Investing.com -- BMO Capital Markets downgraded Novo Nordisk (NYSE:NVO) to “Market Perform” from “Outperform” and cut its price target to $64, saying the Danish drugmaker’s early lead in the obesity drug market is being overtaken by rival Eli Lilly’s rapidly advancing pipeline.
The brokerage said Lilly’s progress with its oral GLP-1 candidate, orforglipron, and increasing prescription strength for its injectable drug tirzepatide suggest it is now pulling ahead in the booming market for incretin-based weight-loss treatments.

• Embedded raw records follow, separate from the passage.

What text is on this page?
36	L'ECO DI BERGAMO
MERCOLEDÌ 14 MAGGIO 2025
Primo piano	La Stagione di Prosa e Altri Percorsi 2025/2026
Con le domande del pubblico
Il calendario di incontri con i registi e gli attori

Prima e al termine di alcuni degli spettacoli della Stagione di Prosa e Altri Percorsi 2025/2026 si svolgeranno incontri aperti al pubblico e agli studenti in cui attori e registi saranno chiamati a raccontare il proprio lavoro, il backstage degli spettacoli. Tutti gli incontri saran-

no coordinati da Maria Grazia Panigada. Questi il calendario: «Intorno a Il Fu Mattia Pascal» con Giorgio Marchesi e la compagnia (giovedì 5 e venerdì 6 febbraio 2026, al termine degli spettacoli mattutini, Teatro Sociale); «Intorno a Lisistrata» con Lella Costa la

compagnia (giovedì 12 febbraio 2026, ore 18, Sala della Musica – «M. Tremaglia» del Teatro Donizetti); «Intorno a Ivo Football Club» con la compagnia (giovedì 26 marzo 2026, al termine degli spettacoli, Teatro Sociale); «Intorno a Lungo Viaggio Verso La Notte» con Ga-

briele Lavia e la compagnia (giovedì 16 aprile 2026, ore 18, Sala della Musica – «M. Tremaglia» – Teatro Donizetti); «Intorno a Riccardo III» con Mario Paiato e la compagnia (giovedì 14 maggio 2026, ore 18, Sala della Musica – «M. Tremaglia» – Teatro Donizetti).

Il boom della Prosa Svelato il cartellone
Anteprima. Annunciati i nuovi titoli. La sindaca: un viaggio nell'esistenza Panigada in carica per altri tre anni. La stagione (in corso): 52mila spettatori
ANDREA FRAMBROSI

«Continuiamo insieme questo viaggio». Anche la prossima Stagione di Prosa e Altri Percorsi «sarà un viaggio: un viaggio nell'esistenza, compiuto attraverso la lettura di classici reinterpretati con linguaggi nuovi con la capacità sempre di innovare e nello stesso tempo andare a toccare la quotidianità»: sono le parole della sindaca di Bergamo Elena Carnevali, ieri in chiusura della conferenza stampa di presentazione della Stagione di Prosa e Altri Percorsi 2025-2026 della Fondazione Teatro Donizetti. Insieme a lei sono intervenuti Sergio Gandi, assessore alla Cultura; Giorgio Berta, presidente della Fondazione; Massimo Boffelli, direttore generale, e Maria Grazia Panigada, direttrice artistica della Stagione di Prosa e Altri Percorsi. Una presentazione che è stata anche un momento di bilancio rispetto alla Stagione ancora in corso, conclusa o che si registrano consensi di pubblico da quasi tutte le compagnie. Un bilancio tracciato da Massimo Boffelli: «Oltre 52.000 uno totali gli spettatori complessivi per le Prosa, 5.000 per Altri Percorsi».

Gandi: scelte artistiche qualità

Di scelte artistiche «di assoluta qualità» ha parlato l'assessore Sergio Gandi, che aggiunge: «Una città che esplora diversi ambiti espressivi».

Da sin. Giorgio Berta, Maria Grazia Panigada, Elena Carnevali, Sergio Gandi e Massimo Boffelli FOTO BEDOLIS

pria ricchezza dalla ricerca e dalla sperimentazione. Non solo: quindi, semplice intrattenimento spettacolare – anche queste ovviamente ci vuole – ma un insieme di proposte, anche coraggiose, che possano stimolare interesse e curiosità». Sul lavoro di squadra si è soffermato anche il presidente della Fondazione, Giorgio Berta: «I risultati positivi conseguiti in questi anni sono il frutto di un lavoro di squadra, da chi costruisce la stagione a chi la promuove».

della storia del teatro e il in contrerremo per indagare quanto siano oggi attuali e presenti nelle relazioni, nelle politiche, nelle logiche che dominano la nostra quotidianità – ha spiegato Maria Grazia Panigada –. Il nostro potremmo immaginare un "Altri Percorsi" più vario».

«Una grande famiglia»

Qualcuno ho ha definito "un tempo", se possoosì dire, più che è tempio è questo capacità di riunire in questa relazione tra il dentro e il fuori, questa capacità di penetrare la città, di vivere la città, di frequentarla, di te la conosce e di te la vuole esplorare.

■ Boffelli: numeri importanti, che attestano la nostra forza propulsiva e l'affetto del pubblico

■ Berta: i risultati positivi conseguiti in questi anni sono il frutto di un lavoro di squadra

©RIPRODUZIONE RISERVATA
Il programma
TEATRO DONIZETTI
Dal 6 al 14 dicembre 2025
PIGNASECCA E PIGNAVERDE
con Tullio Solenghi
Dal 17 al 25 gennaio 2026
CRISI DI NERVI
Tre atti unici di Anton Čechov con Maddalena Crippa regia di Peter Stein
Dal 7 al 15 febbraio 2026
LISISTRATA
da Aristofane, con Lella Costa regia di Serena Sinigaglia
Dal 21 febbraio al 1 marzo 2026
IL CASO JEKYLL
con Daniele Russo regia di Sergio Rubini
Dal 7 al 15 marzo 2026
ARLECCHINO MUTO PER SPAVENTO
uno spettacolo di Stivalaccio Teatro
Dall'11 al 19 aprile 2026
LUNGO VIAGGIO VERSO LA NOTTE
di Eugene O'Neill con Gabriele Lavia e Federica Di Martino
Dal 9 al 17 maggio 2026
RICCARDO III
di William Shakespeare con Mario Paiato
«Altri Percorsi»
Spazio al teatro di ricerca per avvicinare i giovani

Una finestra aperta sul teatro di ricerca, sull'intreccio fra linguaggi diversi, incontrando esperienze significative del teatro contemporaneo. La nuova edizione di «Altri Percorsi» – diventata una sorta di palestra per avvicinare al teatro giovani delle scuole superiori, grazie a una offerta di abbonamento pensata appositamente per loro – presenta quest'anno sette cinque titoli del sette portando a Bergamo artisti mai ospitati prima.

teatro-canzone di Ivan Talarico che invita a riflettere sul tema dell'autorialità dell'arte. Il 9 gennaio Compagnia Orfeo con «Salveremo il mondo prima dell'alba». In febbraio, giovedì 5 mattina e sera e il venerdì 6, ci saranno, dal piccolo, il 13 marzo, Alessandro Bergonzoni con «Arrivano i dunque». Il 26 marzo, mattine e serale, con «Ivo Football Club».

While Novo had the head start with semaglutide, BMO analysts believe the first-mover advantage has waned.
BMO says that Lilly’s growing edge in both clinical and commercial fronts is set to intensify with upcoming data from its ACHIEVE-1 trial in Type 2 diabetes.
Novo’s lack of a clear small-molecule strategy beyond peptides in the oral segment is likely to hamper its long-term growth, BMO added.
The firm also flagged continued fallout from last year’s supply disruptions of semaglutide, which may have pushed physicians to favor Lilly’s tirzepatide more permanently.
Novo’s next catalysts, including Alzheimer’s-related trials EVOKE and EVOKE+, could provide upside, but BMO described them as high risk and unlikely to shift sentiment meaningfully in the near term
The stock is down roughly 34% so far this year despite the soaring demand for its GLP-1-based therapies, Wegovy and Ozempic.